US dollar advanced to its highest level in six weeks against the Canadian counterpart on Friday, following the release of Canadian CPI report and amid expectations of a possible near-term stimulus scale back by the Federal Reserve.
USD/CAD reached a session high at 1.0566 at 9:50 GMT, also the pairs highest point since July 9th, after which consolidation followed at 1.0550, still up by 0.30% for the day. Support was expected at August 22nd low, 1.0472, while resistance was to be encountered at July 8th high, 1.0586.
Today Statistics Canada reported that the annual consumer price inflation in the country rose in July at a slower rate than projected, as higher gasoline prices were neutralized by the slowest pace of increase of food prices for the past three years. The consumer price index (CPI) in Canada rose by 1.3% in July on annual basis, after the 1.2% rise in June. Experts had anticipated that the index will advance by 1.4%. Core consumer price index, which excludes volatile components such as food and energy costs, rose by 1.4% in July annually, also below the projected 1.5% increase, after it increased by 1.3% in June.

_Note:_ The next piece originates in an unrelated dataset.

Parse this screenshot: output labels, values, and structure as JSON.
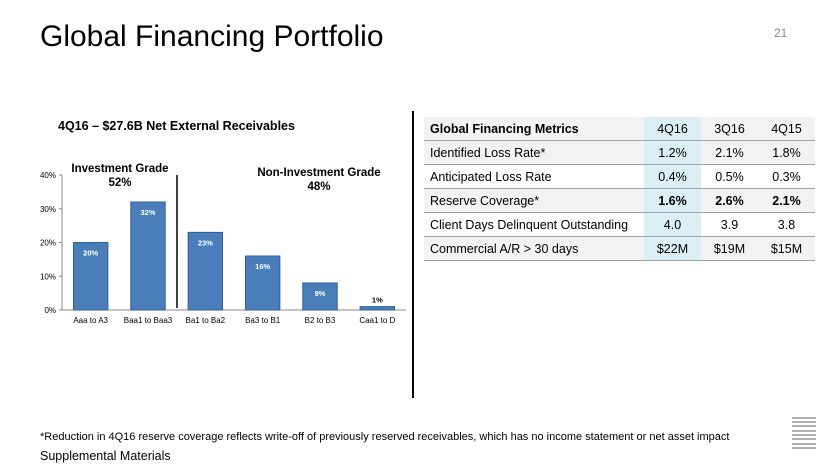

In the mean time, the US dollar found support after on Wednesday the released minutes of Federal Reserve’s most recent meeting showed that policymakers were “broadly comfortable” with Chairman Ben Bernanke’s time frame to begin asset purchase tapering this year, if the economy improves, with a few officials saying a reduction might be necessary soon.
Also, yesterday the Department of Labor in the United States reported that initial jobless claims rose by 13 000 to 336 000 during the week ending on August 17th 2013, as experts had anticipated a lesser increase in the number of claims, to 330 000.
Elsewhere, the loonie, as Canadian dollar is also known, was trading on negative territory against the euro, as EUR/CAD cross rose by 0.37% to 1.4100 at 14:23 GMT. GBP/CAD pair was also gaining, up by 0.12% for the day to trade at 1.6416 at 14:25 GMT.